Before beginning the CTRL-F program, students completed a test of their ability to evaluate online sources and claims. They were given real-life examples, asked to rate their level of trust and explain their answers. Responses were coded for the strategies they used. One week after completing CTRL-F, students were given a comparable post-assessment.

The research was planned and data analyzed by educational psychologists from the City University of New York who are experts in the lateral reading assessment. Stanford History Education Group consulted on the study.

Students struggle to evaluate online information

More than three-quarters (79%) used a close-reading strategy — looking for signs of authority on the page, judging content by its appearance, or relying on their instincts to evaluate claims

Just six percent of students were able to identify the agenda behind an anti-LGBTQ group.

CTRL-F improves lateral reading, accuracy, and reasoning

Students’ use of lateral reading increased sixfold after doing the CTRL-F program. Students read laterally 11% of the time at pretest versus 59% at posttest.

Lateral reading helps students get the right answer for the right reasons. Before CTRL-F, students referenced meaningful contextual information 9% of the time in their answers to true/false questions. On posttest, this number jumped to 50%.

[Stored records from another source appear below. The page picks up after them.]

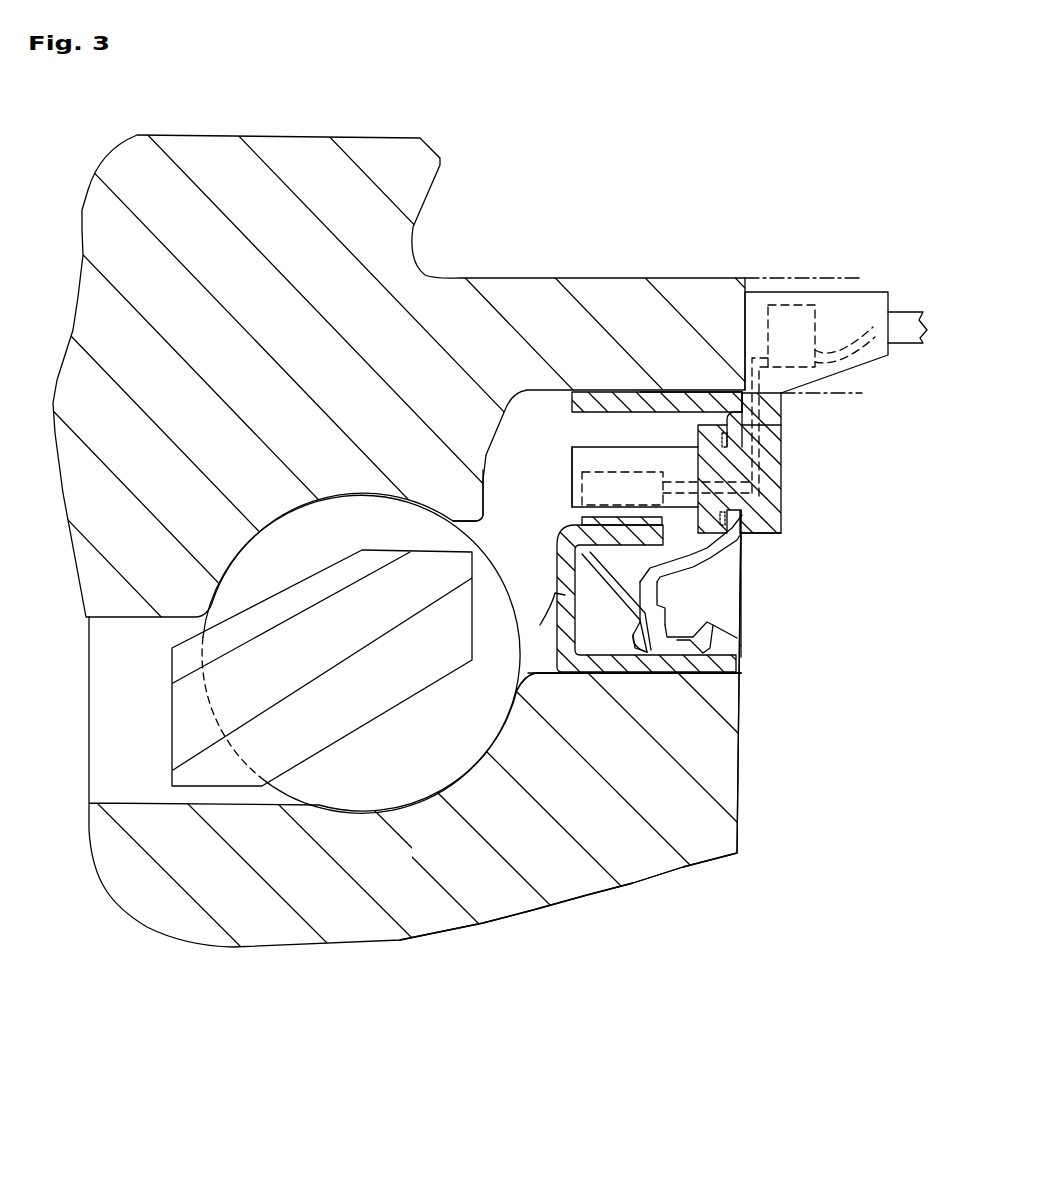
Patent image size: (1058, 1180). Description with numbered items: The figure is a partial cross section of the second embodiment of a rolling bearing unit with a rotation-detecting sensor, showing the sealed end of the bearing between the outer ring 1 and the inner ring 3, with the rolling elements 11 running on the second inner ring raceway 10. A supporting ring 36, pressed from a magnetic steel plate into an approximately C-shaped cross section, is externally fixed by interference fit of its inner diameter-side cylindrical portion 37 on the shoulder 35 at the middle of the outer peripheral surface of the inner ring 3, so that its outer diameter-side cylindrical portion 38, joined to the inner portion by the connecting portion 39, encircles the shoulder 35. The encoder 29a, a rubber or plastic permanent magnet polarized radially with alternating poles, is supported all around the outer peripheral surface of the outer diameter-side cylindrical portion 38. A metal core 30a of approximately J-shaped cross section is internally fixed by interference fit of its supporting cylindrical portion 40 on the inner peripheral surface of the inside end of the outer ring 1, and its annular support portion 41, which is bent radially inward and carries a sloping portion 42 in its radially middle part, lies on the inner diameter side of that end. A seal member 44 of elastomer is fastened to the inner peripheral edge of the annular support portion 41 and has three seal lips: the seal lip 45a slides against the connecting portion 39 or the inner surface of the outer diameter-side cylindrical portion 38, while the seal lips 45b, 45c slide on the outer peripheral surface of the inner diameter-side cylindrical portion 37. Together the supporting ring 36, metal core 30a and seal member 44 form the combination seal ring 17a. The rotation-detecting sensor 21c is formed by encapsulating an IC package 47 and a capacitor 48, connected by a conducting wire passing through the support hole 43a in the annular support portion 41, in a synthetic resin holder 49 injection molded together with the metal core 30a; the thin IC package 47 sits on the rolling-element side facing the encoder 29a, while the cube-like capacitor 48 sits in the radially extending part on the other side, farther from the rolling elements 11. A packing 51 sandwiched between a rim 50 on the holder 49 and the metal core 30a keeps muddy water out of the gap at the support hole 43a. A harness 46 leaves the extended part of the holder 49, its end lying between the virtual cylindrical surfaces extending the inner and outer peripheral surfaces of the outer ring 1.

The outer ring 1 is at (210, 187).
The inner ring 3 is at (248, 878).
The second inner ring raceway 10 is at (450, 783).
The rolling elements 11 is at (293, 547).
The combination seal ring 17a is at (481, 508).
The rotation-detecting sensor 21c is at (632, 462).
The encoder 29a is at (566, 445).
The metal core 30a is at (668, 403).
The shoulder 35 is at (568, 677).
The supporting ring 36 is at (650, 670).
The inner diameter-side cylindrical portion 37 is at (737, 697).
The outer diameter-side cylindrical portion 38 is at (579, 527).
The connecting portion 39 is at (540, 625).
The supporting cylindrical portion 40 is at (633, 408).
The annular support portion 41 is at (770, 533).
The sloping portion 42 is at (743, 577).
The support hole 43a is at (775, 462).
The seal member 44 is at (675, 670).
The seal lip 45a is at (575, 553).
The seal lip 45b is at (622, 672).
The seal lip 45c is at (732, 637).
The harness 46 is at (905, 320).
The IC package 47 is at (607, 490).
The capacitor 48 is at (788, 320).
The holder 49 is at (772, 483).
The rim 50 is at (725, 450).
The packing 51 is at (747, 447).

The CTRL-F skills stick. A delayed posttest delivered six weeks following the end of the CTRL-F curriculum showed no erosion in the use of lateral reading strategies.

Student Reasoning Example

Student A - Before CTRL-F

"The website isn’t cluttered with advertisements. There is contact information. They have stated their objectives."

American College of Pediatricians, anti-LGBT advocacy group

Student A - After CTRL-F

"After reading about the organization on Wikipedia, I found out that it is a source of fearmongering and misinformation about vaccines."

National Vaccine Information Centre, anti-vaccine group

Teacher Feedback

of teachers indicated in a post-program survey that CTRL-F has changed their approach to teaching digital literacy.

agree CTRL-F increased their confidence in teaching digital literacy and source evaluation.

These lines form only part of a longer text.